Sugata Ray is Associate Professor of South and Southeast Asian art and architecture in the History of Art Department. Trained in both history and art history, Ray’s research focuses on the intersections among early modern and colonial artistic cultures, transterritorial ecologies, and the natural environment. His first book, Climate Change and the Art of Devotion: Geoaesthetics in the Land of Krishna, 1550–1850 (2019), examined the interrelationship between matter and life in shaping creative practices in the Hindu pilgrimage site of Braj during the ecocatastrophes of the Little Ice Age (ca. 1550–1850). As an extension of his interest in the field of eco art history, Ray has coedited Ecologies, Aesthetics, and Histories of Art (2020; with Gerhard Wolf and Hannah Baader, Kunsthistorisches Institut in Florenz – Max-Planck-Institut) and Water Histories of South Asia: The Materiality of Liquescence (2020; with Venugopal Maddipati, Ambedkar University, Delhi).
Sugata Ray’s current book project, Matter, Material, Materiality: Indian Ocean Art Histories in the Early Modern World, focuses on the global trade in natural resources and luxury objects that shaped ecocultural perceptions of the Indian Ocean in the early modern period. In the past, Ray has published essays on theories of collecting and archiving, postcolonial theory, and methodologies for a global art history in journals such as Art History and The Art Bulletin and guest edited a special issue of Ars Orientalis (2018) on translations and terminologies. His 2016 essay on the collecting of Islamic art in the United States was awarded the Historians of Islamic Art Association’s Margaret B. Ševčenko Prize.

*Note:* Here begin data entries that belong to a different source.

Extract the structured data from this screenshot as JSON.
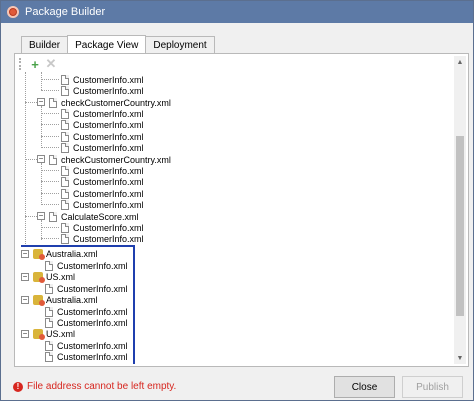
{
  "window": {
    "title": "Package Builder"
  },
  "tabs": [
    {
      "label": "Builder",
      "active": false
    },
    {
      "label": "Package View",
      "active": true
    },
    {
      "label": "Deployment",
      "active": false
    }
  ],
  "toolbar": {
    "add_icon": "plus-icon",
    "delete_icon": "x-icon"
  },
  "tree": {
    "items": [
      {
        "label": "CustomerInfo.xml",
        "kind": "file"
      },
      {
        "label": "CustomerInfo.xml",
        "kind": "file"
      },
      {
        "label": "checkCustomerCountry.xml",
        "kind": "file"
      },
      {
        "label": "CustomerInfo.xml",
        "kind": "file"
      },
      {
        "label": "CustomerInfo.xml",
        "kind": "file"
      },
      {
        "label": "CustomerInfo.xml",
        "kind": "file"
      },
      {
        "label": "CustomerInfo.xml",
        "kind": "file"
      },
      {
        "label": "checkCustomerCountry.xml",
        "kind": "file"
      },
      {
        "label": "CustomerInfo.xml",
        "kind": "file"
      },
      {
        "label": "CustomerInfo.xml",
        "kind": "file"
      },
      {
        "label": "CustomerInfo.xml",
        "kind": "file"
      },
      {
        "label": "CustomerInfo.xml",
        "kind": "file"
      },
      {
        "label": "CalculateScore.xml",
        "kind": "file"
      },
      {
        "label": "CustomerInfo.xml",
        "kind": "file"
      },
      {
        "label": "CustomerInfo.xml",
        "kind": "file"
      },
      {
        "label": "Australia.xml",
        "kind": "warning"
      },
      {
        "label": "CustomerInfo.xml",
        "kind": "file"
      },
      {
        "label": "US.xml",
        "kind": "warning"
      },
      {
        "label": "CustomerInfo.xml",
        "kind": "file"
      },
      {
        "label": "Australia.xml",
        "kind": "warning"
      },
      {
        "label": "CustomerInfo.xml",
        "kind": "file"
      },
      {
        "label": "CustomerInfo.xml",
        "kind": "file"
      },
      {
        "label": "US.xml",
        "kind": "warning"
      },
      {
        "label": "CustomerInfo.xml",
        "kind": "file"
      },
      {
        "label": "CustomerInfo.xml",
        "kind": "file"
      }
    ]
  },
  "status": {
    "error_message": "File address cannot be left empty."
  },
  "buttons": {
    "close": "Close",
    "publish": "Publish"
  },
  "colors": {
    "titlebar": "#5d7aa6",
    "highlight": "#1f3fae",
    "error": "#d7261f"
  }
}
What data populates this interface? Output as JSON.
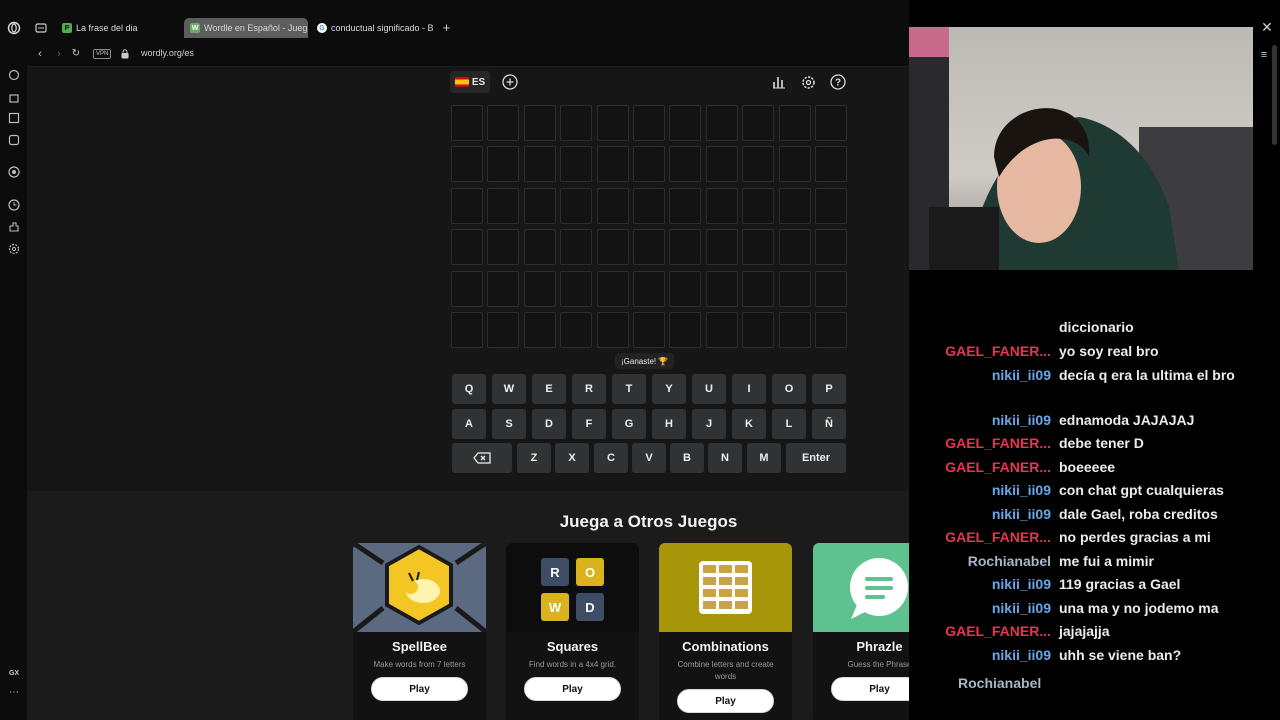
{
  "browser": {
    "tabs": [
      {
        "title": "La frase del dia",
        "favicon_letter": "P",
        "favicon_color": "#4caf50"
      },
      {
        "title": "Wordle en Español - Jueg",
        "favicon_letter": "W",
        "favicon_color": "#6aaa64",
        "active": true
      },
      {
        "title": "conductual significado - B",
        "favicon_letter": "G",
        "favicon_color": "#ffffff"
      }
    ],
    "vpn_label": "VPN",
    "url": "wordly.org/es",
    "sidebar_footer": "GX"
  },
  "wordle": {
    "language": "ES",
    "flag_colors": [
      "#c60b1e",
      "#ffc400"
    ],
    "rows": 6,
    "columns": 11,
    "toast": "¡Ganaste! 🏆",
    "keyboard": {
      "row1": [
        "Q",
        "W",
        "E",
        "R",
        "T",
        "Y",
        "U",
        "I",
        "O",
        "P"
      ],
      "row2": [
        "A",
        "S",
        "D",
        "F",
        "G",
        "H",
        "J",
        "K",
        "L",
        "Ñ"
      ],
      "row3": [
        "Z",
        "X",
        "C",
        "V",
        "B",
        "N",
        "M"
      ],
      "enter": "Enter"
    }
  },
  "other_games": {
    "title": "Juega a Otros Juegos",
    "cards": [
      {
        "name": "SpellBee",
        "desc": "Make words from 7 letters",
        "play": "Play",
        "color": "#5b6a80"
      },
      {
        "name": "Squares",
        "desc": "Find words in a 4x4 grid.",
        "play": "Play",
        "color": "#111111",
        "letters": [
          "R",
          "O",
          "W",
          "D"
        ]
      },
      {
        "name": "Combinations",
        "desc": "Combine letters and create words",
        "play": "Play",
        "color": "#a8960a"
      },
      {
        "name": "Phrazle",
        "desc": "Guess the Phrase",
        "play": "Play",
        "color": "#5ec290"
      }
    ]
  },
  "chat": [
    {
      "user": "",
      "msg": "diccionario",
      "color": "#e8354f"
    },
    {
      "user": "GAEL_FANER...",
      "msg": "yo soy real bro",
      "color": "#e8354f"
    },
    {
      "user": "nikii_ii09",
      "msg": "decía q era la ultima el bro",
      "color": "#6aa8ec"
    },
    {
      "user": "nikii_ii09",
      "msg": "ednamoda JAJAJAJ",
      "color": "#6aa8ec"
    },
    {
      "user": "GAEL_FANER...",
      "msg": "debe tener D",
      "color": "#e8354f"
    },
    {
      "user": "GAEL_FANER...",
      "msg": "boeeeee",
      "color": "#e8354f"
    },
    {
      "user": "nikii_ii09",
      "msg": "con chat gpt cualquieras",
      "color": "#6aa8ec"
    },
    {
      "user": "nikii_ii09",
      "msg": "dale Gael, roba creditos",
      "color": "#6aa8ec"
    },
    {
      "user": "GAEL_FANER...",
      "msg": "no perdes gracias a mi",
      "color": "#e8354f"
    },
    {
      "user": "Rochianabel",
      "msg": "me fui a mimir",
      "color": "#a7b7c7"
    },
    {
      "user": "nikii_ii09",
      "msg": "119 gracias a Gael",
      "color": "#6aa8ec"
    },
    {
      "user": "nikii_ii09",
      "msg": "una ma y no jodemo ma",
      "color": "#6aa8ec"
    },
    {
      "user": "GAEL_FANER...",
      "msg": "jajajajja",
      "color": "#e8354f"
    },
    {
      "user": "nikii_ii09",
      "msg": "uhh se viene ban?",
      "color": "#6aa8ec"
    },
    {
      "user": "Rochianabel",
      "msg": "",
      "color": "#a7b7c7"
    }
  ]
}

Affiliated with the Department of South & Southeast Asian Studies (0% appointment), Sugata Ray teaches courses on South and Southeast Asian art, as well as thematic seminars on global early modern art, eco art history, theories of collecting and archiving, postcolonial theory, and methodologies for a global art history. His doctoral students are currently working on a range of topics including the global histories of Rajput painting, exchanges between Southeast Asia and the Americas in the early modern period, and maritime networks in the Indian Ocean region.